OM 1-2 Lille : le Vélodrome douché, le podium vacille

On y croyait. Vraiment. Quand Nwaneri a trouvé le chemin des filets à la 43e, le Vélodrome a explosé comme il sait le faire dans les grands soirs. 1-0 à la pause, le LOSC réduit au silence, le plan de Beye qui se déroulait exactement comme prévu. Et puis la seconde période est arrivée.

Six minutes pour tout perdre

Le retour des vestiaires a été un cauchemar. Meunier a égalisé dès la 49e, et tout le bloc défensif marseillais s'est mis à tanguer.
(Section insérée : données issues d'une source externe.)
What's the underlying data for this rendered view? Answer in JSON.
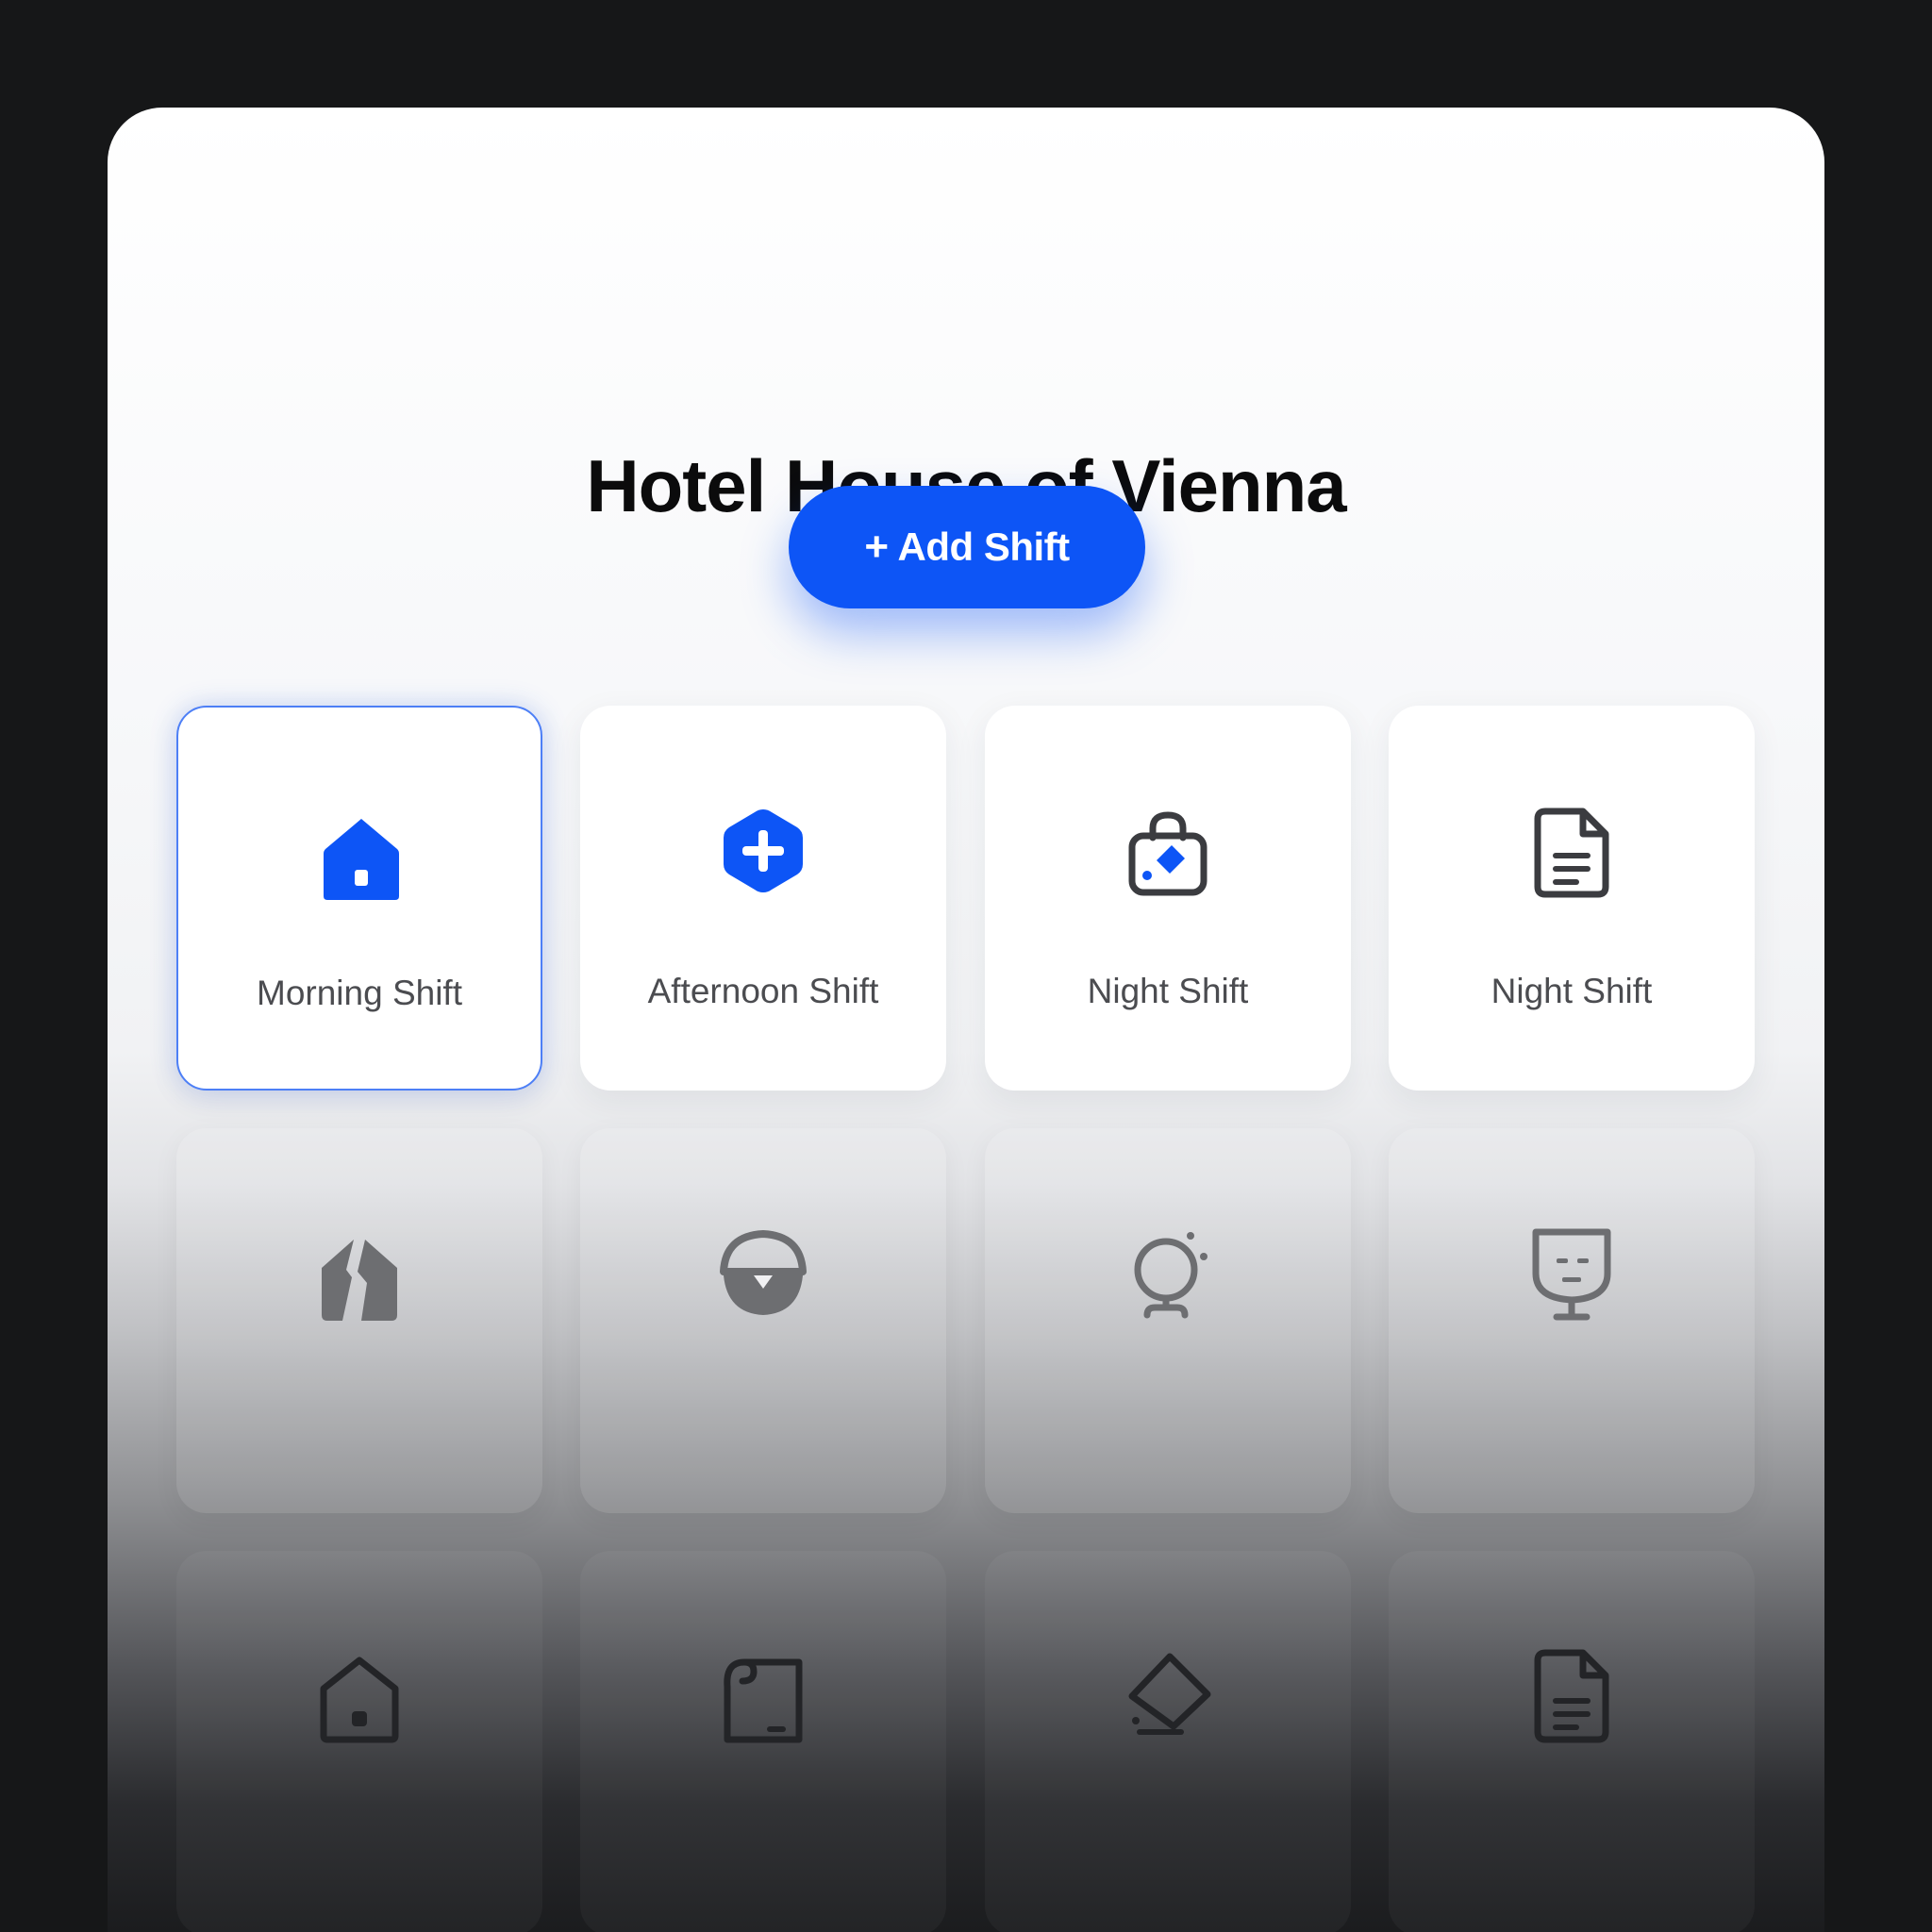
{
  "header": {
    "title": "Hotel House of Vienna"
  },
  "actions": {
    "add_shift_plus": "+",
    "add_shift_label": "Add Shift"
  },
  "shifts": [
    {
      "label": "Morning Shift",
      "icon": "house-icon",
      "selected": true
    },
    {
      "label": "Afternoon Shift",
      "icon": "plus-hexagon-icon",
      "selected": false
    },
    {
      "label": "Night Shift",
      "icon": "bag-icon",
      "selected": false
    },
    {
      "label": "Night Shift",
      "icon": "document-icon",
      "selected": false
    }
  ],
  "placeholder_icons_row2": [
    "split-house-icon",
    "half-circle-icon",
    "bulb-icon",
    "glass-face-icon"
  ],
  "placeholder_icons_row3": [
    "house-outline-icon",
    "frame-icon",
    "diamond-icon",
    "document-outline-icon"
  ],
  "colors": {
    "accent": "#0d55f6",
    "icon_dark": "#3b3c40",
    "icon_muted": "#6d6e71",
    "icon_faded": "#232427",
    "label": "#4b4c50",
    "backdrop": "#161718"
  }
}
L'assurance tranquille de la première mi-temps s'est volatilisée d'un coup, comme si quelqu'un avait débranché la prise. Lille a senti le truc et n'a plus lâché. Les Dogues ont pris le contrôle du milieu, multiplié les transitions rapides, et l'OM s'est retrouvé à subir chez lui.

Le coup de grâce est venu de Giroud à la 86e. Un but qui fait mal, très mal, parce qu'on pensait avoir tenu le nul et ramassé un point qui aurait eu le mérite d'exister. Au lieu de ça, zéro.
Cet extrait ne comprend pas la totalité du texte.